Arriving just under a year into the #MeToo movement, the defamation case filed by writer Stephen Elliott against journalist Moira Donegan concerns her widely shared "Shitty Media Men" list, a Google spreadsheet that allowed women to anonymously share accusations of misconduct by powerful men.
While the case against Donegan herself raises important questions about free speech and internet law, she's not the only defendant named in Elliott's complaint. Also included were "Jane Does (1-30)," meaning the many people who anonymously contributed to the list.
And in his complaint, Elliott left little doubt about how he plans to find those defendants.

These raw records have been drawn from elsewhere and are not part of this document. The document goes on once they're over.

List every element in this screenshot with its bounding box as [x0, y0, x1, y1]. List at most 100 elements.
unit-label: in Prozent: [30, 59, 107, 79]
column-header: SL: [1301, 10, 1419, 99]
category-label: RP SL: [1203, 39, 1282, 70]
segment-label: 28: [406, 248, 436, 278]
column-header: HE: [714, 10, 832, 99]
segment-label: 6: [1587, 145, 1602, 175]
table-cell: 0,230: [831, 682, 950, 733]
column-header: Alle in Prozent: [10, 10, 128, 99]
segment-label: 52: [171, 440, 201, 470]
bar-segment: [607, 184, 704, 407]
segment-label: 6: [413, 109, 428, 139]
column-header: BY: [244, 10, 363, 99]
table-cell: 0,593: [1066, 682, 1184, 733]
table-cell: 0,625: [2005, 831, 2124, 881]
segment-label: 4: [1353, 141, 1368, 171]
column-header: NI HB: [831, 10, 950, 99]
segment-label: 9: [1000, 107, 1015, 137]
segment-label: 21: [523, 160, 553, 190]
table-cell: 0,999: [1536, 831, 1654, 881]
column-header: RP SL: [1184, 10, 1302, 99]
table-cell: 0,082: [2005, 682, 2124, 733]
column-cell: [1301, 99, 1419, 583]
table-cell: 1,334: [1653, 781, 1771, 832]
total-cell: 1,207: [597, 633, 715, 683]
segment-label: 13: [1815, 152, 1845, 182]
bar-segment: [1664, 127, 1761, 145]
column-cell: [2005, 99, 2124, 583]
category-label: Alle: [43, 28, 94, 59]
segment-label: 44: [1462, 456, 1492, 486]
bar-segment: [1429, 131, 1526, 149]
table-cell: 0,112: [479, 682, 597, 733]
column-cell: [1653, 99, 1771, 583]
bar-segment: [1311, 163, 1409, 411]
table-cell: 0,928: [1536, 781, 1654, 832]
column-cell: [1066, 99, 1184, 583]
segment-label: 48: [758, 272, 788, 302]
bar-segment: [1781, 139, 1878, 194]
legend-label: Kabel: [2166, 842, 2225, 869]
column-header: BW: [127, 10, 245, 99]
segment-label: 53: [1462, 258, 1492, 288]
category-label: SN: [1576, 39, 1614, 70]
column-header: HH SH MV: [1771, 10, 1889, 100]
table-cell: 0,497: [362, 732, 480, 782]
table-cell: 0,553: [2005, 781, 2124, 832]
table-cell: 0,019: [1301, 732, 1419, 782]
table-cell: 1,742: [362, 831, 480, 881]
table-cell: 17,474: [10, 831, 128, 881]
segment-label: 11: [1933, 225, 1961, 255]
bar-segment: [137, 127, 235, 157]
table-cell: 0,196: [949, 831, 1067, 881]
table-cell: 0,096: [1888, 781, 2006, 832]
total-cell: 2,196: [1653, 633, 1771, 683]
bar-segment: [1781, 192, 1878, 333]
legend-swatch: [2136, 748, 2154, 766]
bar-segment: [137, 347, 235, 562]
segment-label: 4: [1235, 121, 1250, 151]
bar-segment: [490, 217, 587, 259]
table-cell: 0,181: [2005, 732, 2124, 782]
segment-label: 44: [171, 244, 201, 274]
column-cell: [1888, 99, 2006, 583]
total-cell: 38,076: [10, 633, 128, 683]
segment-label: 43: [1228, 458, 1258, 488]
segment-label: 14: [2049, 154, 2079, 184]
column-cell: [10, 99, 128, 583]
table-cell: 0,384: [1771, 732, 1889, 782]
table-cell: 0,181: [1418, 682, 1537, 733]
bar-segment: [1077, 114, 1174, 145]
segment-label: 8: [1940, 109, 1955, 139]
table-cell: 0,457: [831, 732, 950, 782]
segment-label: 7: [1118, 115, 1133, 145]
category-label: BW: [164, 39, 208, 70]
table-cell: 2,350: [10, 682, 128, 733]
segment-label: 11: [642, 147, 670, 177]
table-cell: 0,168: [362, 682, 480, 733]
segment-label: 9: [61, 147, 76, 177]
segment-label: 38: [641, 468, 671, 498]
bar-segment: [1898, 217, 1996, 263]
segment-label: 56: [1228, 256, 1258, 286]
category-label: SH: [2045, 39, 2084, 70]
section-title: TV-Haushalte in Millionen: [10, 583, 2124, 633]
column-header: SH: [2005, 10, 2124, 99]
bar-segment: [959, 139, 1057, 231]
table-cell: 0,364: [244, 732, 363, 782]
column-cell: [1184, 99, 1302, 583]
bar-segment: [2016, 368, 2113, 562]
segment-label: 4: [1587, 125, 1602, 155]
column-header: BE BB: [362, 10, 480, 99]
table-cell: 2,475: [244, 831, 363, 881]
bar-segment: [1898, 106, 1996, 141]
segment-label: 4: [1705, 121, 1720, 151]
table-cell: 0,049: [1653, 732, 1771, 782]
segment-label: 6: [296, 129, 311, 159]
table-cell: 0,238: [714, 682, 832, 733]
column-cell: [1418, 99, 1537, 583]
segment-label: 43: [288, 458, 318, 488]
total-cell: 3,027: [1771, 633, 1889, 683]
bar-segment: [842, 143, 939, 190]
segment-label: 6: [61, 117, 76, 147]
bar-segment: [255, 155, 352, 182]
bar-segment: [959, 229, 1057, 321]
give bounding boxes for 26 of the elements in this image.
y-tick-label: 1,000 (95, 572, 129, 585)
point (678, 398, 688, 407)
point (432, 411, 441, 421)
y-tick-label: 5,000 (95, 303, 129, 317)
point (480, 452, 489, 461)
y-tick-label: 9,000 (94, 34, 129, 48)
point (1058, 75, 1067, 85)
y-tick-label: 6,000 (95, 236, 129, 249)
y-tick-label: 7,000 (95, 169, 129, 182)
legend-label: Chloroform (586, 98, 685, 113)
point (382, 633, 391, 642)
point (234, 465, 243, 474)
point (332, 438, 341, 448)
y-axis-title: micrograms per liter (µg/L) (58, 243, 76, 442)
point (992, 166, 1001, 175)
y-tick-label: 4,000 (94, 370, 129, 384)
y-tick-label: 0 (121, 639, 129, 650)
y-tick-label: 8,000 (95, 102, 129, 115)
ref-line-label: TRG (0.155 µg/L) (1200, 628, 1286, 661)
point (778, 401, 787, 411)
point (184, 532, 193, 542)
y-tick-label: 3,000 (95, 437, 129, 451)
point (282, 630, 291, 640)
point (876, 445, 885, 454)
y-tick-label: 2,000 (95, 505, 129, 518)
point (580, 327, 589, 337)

"Plaintiff intends to subpoena the shared Google spreadsheet metadata for the list, email accounts, Google accounts and ISPs in order to learn the identity of the account holders for the email addresses and IP addresses," he wrote.
The inclusion of the Doe defendants sets the stage for the latest showdown over how and when courts should unmask nameless internet users — a scenario that asks courts to strike a difficult balance between a plaintiff's need for discovery with a defendant's First Amendment right to anonymous speech.
"Anonymous speech is of paramount importance to how we as Americans get information," said Dori A. Hanswirth, a veteran media attorney at Arnold & Porter.
"If we don't protect it, we would never get anything other than an official statement from a business or the government," she said. "There are real consequences for people who speak truth about powerful people."
It's when people aren't speaking the truth that makes the question of unmasking so difficult.
After all, a plaintiff with a legitimate claim of defamation or other wrongdoing against an unnamed defendant has a right to discover and sue that person, creating a tricky problem for courts that also want to give due deference to anonymous speech.
And while that tension is nothing new, the problem has grown exponentially over the past two decades, as the rise of the internet has created vastly more opportunities for anonymous speech, such as negative Yelp reviews, strongly worded tweets, or Google Doc spreadsheets of alleged abusers.
"There is a right to speak anonymously, but that right is not unlimited," said Ashley I. Kissinger, another longtime media litigator at Ballard Spahr LLP who has written extensively on Doe defendants. "Where is that yielding point?
"The law is still in relative infancy in this area — the cases go back only about 15 years — but the courts have already coalesced around a few different approaches," she said.
The most influential case law on the issue is a 2001 decision in New Jersey called Dendrite v. Doe , which created a basic framework for courts to follow that has since spread to other states.
For plaintiffs seeking to identify unnamed defendants, the so-called Dendrite standard asks a lot. They must first make a prima facie case — that is, provide evidence sufficient to establish each element of their claim. Then, the court will independently balance the need for disclosure against First Amendment concerns with doing so.
But though influential, that standard is far from universal. Instead, a state-by-state patchwork of approaches has cropped up with the rise of the internet. Some courts apply Dendrite, some modify it, some formulate new tests that aim to accomplish the same balancing act, and others go in an entirely different direction.
The situation continues to evolve to this day. In California, state appellate courts issued two rulings just last year over anonymous reviews on Yelp and Glassdoor, each of which explicitly rejected the need for extra First Amendment protections. In Texas, the issue is before the state's Supreme Court in a closely watched case over an anonymous review on Glassdoor.
Elliott's lawsuit was filed in the Eastern District of New York, where courts have previously adopted a Dendrite-like standard. In specific terms, that means he'll need to notify the Doe defendants of his request for their identity, identify the statements he believes are defamatory, and provide evidence that establishes a prima facie case against them. After that, the judge will consider the First Amendment concerns.
"Even if they can meet the other standards, the judge could say that the value of people having a place to put out allegations against powerful figures in their industry is a positive and [they will] factor that in," said Hanswirth.
Google, for its part, has already said it will "oppose any attempt by Mr. Elliott to obtain information about this document from us." Some outside commentators, meanwhile, have speculated that the tech giant's data policies may have already wiped any info linked to the list, which Donegan took down more than a year ago.
If the identifying data does exist, don't be surprised to see Google fighting to stop an unmasking order just as hard as Donegan or the Doe targets. Yelp has routinely litigated such cases in recent years, winning a ruling in California last year that a host company, not just the Doe, has standing to litigate that issue, and Glassdoor itself is litigating the big case in Texas.
That might be perceived as taking a stand for free speech and online anonymity, particularly in a case like Elliott's at a time like this, but experts say it's probably not quite that principled.
"Website hosts and other online platforms like Google often move to quash subpoenas seeking to unmask those who have spoken anonymously on their platforms," said Kissinger. "If it is easy for companies to unmask those criticizing them on these platforms, people will no longer contribute that commentary and this hurts the bottom line of the websites."